É óbvio que não propomos a total eliminação do livro didático, o que seria inviável,

acima de tudo se considerarmos a realidade do ensino público brasileiro e, nesse sentido,

inclusive, o livro didático representa mais uma conquista do que um problema a ser

enfrentado. O que se faz necessário é apenas intercalar o seu uso com outros tipos de material

de apoio, enriquecendo assim o contexto de aula. Além disso, não se pode ignorar o fato de

que a condução das aulas pautadas no uso exclusivo do livro cria um formato de aula

engessado e muito previsível, demandando, portanto, o emprego de materiais alternativos.

A realização de uma sequência didática constitui assim uma maneira de se desvincular

do uso excessivo do livro didático, levando para a sala de aula uma abordagem de ensino

menos engessada e mais ajustável às necessidades de uma turma específica.

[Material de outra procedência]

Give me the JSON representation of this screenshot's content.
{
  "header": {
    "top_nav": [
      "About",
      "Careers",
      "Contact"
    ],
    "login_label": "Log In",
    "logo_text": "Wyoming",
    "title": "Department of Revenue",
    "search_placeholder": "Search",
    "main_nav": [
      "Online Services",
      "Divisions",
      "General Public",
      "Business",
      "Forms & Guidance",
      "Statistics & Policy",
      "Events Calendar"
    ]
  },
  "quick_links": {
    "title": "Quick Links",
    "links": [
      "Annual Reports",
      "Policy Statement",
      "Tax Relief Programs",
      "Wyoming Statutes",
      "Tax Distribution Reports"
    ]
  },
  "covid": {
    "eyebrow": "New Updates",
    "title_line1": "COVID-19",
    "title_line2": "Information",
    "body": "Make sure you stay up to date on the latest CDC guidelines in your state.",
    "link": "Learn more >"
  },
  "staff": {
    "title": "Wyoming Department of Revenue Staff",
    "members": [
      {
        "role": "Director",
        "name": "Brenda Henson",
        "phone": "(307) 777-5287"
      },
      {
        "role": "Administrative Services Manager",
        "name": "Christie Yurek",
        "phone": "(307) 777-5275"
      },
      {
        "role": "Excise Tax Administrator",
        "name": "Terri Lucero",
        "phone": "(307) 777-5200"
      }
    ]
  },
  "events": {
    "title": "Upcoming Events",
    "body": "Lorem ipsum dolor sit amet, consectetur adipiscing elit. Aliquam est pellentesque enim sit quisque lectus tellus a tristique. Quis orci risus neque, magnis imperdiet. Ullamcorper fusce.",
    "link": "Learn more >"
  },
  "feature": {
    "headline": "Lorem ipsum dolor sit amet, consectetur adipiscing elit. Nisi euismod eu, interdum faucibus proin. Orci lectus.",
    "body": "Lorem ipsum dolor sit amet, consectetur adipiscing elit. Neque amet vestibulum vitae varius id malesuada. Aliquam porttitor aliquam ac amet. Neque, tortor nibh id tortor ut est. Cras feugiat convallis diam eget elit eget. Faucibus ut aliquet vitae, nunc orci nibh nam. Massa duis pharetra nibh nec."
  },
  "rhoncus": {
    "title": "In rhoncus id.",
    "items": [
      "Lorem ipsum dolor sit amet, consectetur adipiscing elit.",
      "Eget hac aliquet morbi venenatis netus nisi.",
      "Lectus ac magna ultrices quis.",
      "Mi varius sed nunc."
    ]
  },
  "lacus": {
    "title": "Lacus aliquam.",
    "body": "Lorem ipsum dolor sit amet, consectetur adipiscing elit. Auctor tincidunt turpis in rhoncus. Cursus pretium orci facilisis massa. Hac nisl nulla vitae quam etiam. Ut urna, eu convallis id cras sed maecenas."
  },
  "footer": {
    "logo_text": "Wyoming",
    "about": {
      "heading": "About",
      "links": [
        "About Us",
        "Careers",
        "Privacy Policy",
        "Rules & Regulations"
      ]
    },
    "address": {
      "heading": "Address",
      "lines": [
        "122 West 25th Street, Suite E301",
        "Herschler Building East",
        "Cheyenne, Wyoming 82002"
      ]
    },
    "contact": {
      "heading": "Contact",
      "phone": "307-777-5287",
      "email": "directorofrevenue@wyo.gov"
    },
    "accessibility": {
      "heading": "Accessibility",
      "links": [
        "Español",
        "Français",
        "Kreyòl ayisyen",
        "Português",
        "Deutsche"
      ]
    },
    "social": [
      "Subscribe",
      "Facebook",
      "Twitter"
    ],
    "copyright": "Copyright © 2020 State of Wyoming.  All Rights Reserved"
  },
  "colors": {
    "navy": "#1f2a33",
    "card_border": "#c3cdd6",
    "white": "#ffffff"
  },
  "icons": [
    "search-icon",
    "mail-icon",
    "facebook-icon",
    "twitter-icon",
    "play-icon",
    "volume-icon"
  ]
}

Como esse

procedimento pedagógico apresenta um formato modular (Dolz; Noverraz; Schneuwly, 2013),

também permite ao professor ir reconfigurando sua forma de trabalho à medida que as

dificuldades dos alunos vão sendo identificadas.

Como dissemos, um traço marcante das salas de aula é a heterogeneidade de alunos e

sob esse aspecto a adoção de uma sequência didática (SD) permite uma abordagem de ensino

que reconhece a diversidade, propondo, de forma mais direcionada, uma resposta aos

problemas de escrita que vão surgindo a cada passo de sua realização.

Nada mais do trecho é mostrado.